7
AN HOUR past midnight, two men left the Alcegrante district via the Eldren Arch. They wore black cloaks and had black horses; one of them rode with a leisurely air, while the other led his horse on foot, walking in a curiously bowlegged fashion.
“Un-fucking-believable,” said Calo. “It really did work out just as you planned. It’s a pity we can’t brag about this to anyone. Our biggest score ever, and all we had to do was tell our mark exactly what we were doing to him.”
“And get kicked around a bit,” muttered Locke.
“Yeah, sorry about that. What a beast that man was, eh? Take comfort that he’ll feel the same way when he opens his eyes again.”
“How very comforting. If reassurances could dull pain, nobody would ever go to the trouble of pressing grapes.”
“By the Crooked Warden, I never heard such self-pity dripping from the mouth of a wealthy man. Cheer up! Richer and cleverer than everyone else, right?”
“Richer and cleverer and walking funny, yes.”

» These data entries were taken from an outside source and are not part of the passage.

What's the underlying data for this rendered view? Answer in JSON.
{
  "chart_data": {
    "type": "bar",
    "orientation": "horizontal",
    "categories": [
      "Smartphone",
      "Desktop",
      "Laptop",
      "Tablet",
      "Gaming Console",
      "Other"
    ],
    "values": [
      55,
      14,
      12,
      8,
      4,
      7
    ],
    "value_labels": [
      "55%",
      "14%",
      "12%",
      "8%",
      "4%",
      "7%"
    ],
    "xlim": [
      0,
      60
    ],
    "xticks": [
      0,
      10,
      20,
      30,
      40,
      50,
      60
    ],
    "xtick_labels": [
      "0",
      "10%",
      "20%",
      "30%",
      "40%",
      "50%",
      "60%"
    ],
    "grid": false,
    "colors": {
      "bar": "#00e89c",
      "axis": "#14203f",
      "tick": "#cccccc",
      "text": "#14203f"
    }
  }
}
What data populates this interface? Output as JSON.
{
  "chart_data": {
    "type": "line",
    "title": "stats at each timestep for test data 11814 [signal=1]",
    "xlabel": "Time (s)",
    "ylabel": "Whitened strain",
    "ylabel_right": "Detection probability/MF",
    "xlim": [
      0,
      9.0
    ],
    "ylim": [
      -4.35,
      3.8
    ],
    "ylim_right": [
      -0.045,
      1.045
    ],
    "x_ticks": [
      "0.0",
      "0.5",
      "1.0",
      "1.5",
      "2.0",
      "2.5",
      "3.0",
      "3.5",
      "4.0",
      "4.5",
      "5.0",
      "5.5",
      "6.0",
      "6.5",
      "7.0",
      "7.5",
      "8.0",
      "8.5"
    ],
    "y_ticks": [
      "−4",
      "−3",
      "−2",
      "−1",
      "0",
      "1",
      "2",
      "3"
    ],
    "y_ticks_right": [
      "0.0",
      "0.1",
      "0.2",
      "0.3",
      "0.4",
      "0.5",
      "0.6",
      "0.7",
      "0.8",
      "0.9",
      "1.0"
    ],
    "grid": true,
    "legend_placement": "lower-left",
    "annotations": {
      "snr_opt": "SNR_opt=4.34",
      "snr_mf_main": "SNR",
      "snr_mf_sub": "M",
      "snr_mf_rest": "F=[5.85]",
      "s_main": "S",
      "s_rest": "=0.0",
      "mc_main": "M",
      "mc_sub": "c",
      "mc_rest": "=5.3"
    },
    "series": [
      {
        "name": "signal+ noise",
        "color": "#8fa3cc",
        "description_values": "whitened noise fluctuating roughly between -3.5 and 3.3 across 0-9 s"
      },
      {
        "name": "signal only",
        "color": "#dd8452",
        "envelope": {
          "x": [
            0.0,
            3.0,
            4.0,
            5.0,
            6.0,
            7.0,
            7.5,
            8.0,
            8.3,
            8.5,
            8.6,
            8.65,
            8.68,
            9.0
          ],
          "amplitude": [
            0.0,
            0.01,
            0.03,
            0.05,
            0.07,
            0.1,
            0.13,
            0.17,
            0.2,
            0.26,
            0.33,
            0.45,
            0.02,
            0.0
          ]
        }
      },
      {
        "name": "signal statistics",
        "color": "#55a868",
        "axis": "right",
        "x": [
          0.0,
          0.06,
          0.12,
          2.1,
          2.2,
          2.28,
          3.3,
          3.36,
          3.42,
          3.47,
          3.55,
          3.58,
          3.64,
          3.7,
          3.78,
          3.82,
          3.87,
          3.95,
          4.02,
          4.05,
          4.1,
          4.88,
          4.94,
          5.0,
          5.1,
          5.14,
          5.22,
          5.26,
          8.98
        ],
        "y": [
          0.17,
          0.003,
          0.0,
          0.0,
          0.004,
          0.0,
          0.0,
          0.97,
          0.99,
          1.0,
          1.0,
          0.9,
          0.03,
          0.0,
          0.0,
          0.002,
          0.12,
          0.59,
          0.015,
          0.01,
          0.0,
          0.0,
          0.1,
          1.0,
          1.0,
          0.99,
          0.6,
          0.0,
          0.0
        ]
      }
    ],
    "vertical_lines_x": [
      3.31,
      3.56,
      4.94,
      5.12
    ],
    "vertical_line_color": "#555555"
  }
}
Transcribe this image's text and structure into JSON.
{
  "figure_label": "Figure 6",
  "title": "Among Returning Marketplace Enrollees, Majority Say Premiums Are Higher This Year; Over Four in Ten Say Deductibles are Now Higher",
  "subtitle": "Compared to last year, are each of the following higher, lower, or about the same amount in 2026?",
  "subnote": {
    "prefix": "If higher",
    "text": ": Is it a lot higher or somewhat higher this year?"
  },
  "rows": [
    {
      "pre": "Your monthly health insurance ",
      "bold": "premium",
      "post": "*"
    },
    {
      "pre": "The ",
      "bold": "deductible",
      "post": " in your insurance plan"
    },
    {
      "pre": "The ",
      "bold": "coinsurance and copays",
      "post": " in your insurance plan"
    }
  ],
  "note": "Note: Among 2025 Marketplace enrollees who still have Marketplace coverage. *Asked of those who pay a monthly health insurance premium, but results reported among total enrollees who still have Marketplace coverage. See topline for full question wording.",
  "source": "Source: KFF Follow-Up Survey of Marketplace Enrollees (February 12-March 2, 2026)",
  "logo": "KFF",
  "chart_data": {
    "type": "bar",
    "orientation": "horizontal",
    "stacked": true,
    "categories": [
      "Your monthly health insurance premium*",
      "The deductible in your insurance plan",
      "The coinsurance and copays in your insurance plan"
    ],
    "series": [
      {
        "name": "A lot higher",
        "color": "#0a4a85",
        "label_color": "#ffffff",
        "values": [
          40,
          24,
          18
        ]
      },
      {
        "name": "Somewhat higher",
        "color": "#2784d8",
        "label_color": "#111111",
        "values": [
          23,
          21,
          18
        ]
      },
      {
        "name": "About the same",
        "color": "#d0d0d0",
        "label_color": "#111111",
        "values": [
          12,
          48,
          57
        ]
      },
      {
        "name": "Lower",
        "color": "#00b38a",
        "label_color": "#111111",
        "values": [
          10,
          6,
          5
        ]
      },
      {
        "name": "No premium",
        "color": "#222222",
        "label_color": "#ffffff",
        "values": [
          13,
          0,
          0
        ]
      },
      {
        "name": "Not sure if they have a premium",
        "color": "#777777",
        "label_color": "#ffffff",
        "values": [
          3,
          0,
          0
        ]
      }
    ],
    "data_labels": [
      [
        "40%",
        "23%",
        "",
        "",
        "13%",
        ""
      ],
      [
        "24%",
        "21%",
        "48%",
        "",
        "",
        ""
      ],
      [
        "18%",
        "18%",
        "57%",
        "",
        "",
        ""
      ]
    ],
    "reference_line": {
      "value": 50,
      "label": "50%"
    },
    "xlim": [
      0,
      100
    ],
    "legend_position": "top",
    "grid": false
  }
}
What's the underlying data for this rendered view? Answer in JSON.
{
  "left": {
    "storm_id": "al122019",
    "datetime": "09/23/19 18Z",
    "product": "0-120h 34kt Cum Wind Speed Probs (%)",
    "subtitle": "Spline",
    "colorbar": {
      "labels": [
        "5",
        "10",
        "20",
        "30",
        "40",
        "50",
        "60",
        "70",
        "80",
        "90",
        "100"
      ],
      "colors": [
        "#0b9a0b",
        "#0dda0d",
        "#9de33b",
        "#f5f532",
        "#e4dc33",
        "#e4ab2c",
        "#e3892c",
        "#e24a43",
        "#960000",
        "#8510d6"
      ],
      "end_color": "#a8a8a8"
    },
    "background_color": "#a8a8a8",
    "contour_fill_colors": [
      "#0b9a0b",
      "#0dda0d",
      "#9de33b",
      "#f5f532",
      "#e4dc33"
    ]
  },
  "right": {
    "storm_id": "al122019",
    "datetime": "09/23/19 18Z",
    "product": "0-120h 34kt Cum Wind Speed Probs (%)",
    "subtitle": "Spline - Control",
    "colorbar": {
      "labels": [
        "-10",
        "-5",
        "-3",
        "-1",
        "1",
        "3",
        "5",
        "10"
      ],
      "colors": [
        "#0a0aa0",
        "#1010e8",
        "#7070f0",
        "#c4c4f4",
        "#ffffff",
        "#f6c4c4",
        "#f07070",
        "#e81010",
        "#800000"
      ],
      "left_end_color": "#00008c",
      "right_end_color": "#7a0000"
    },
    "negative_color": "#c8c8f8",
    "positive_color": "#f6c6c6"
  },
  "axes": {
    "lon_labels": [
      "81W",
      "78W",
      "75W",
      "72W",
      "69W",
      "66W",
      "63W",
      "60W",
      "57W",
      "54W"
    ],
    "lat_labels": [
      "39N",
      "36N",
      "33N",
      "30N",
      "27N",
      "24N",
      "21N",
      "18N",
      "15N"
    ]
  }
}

The pair of thieves made their way south through Twosilver Green, toward the first of the stops where they would gradually lose their horses and shed their black clothes, until they were finally heading back to the Temple District dressed as common laborers. They nodded companionably at patrols of yellowjackets, stomping about in the mist with lanterns swaying on pike-poles to light their way. Not once were they given any reason to glance up.
The fluttering shadow that trailed them on their way through the streets and alleys was quieter than a small child’s breath; swift and graceful, it swooped from rooftop to rooftop in their wake, following their actions with absolute single-mindedness. When they slipped back into the Temple District, it beat its wings and rose into the darkness in a lazy spiraling circle, until it was up above the mists of Camorr and lost against the gray haze of the low-hanging clouds.